Almost nothing reliable is known about Euclid's own life beyond that he worked at Alexandria during the reign of Ptolemy I. His work, however, has been clear for centuries: he gathered the achievements of Greek mathematics from the Pythagoreans through Eudoxus and Theaetetus and presented them in a new form — beginning from definitions, postulates, and common notions, and deriving every subsequent theorem only from what had already been proved.

The Elements consists of 13 books. The first six treat plane geometry (the Pythagorean theorem, parallel lines, triangles); books 7–9 cover number theory (the proof that there are infinitely many primes is here); book 10 deals with irrational magnitudes; and the last three develop solid geometry and the five Platonic solids. The method outlasted the content: a proposition is established not by authority, intuition, or observation, but only by an argument resting on earlier steps. This idea became the ground not just of mathematics but of nearly all later rational thought.

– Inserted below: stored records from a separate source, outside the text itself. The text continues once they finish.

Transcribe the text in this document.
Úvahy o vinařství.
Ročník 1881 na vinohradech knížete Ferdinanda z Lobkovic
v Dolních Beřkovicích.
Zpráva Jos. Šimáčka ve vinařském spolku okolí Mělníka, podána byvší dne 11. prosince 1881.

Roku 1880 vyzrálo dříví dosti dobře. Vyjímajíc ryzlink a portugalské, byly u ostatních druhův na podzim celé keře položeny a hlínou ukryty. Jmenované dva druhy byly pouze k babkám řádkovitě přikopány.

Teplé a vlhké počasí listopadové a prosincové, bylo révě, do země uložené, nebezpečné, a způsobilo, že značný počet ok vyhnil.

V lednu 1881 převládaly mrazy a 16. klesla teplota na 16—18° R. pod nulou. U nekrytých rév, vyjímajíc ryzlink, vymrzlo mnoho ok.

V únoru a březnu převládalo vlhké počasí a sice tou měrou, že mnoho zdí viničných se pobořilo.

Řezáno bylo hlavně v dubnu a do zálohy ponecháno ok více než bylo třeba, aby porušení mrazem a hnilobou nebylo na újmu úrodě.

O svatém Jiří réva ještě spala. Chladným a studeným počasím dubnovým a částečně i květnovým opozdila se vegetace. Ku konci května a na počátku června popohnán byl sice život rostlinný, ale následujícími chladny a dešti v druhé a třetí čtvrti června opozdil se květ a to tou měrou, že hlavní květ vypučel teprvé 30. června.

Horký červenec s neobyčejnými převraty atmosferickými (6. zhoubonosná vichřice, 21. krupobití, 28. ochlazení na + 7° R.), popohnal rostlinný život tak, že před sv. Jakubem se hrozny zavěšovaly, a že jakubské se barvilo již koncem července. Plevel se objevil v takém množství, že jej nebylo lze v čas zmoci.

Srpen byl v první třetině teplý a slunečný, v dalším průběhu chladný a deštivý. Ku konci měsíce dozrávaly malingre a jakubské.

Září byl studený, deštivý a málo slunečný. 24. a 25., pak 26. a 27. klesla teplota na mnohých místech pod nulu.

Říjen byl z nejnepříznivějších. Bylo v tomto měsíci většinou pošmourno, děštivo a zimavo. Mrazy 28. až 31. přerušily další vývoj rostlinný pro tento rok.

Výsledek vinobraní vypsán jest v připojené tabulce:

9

The text quickly became canonical in the ancient world. Greek copies were multiplied throughout the Roman period and, in the 8th–9th centuries, translated into Arabic at the House of Wisdom in Baghdad; al-Hajjaj, Thabit ibn Qurra, and later Nasir al-Din al-Tusi commented on it and tried to fill what they saw as its gaps (above all the 'parallel postulate'). In the 12th century Adelard of Bath translated it from Arabic into Latin, and the Elements became the basic mathematics text of the European universities. Even Newton's Principia (1687) was deliberately written in Euclidean axiomatic style.

In the 19th century Lobachevsky, Bolyai, and Riemann showed that the fifth postulate could be denied, opening non-Euclidean geometries — one of which underlies Einstein's general relativity. This did not refute Euclid; it enlarged the horizon he had defined. The real legacy of the Elements is not the truth of one particular geometry but the practice of thinking by proof itself.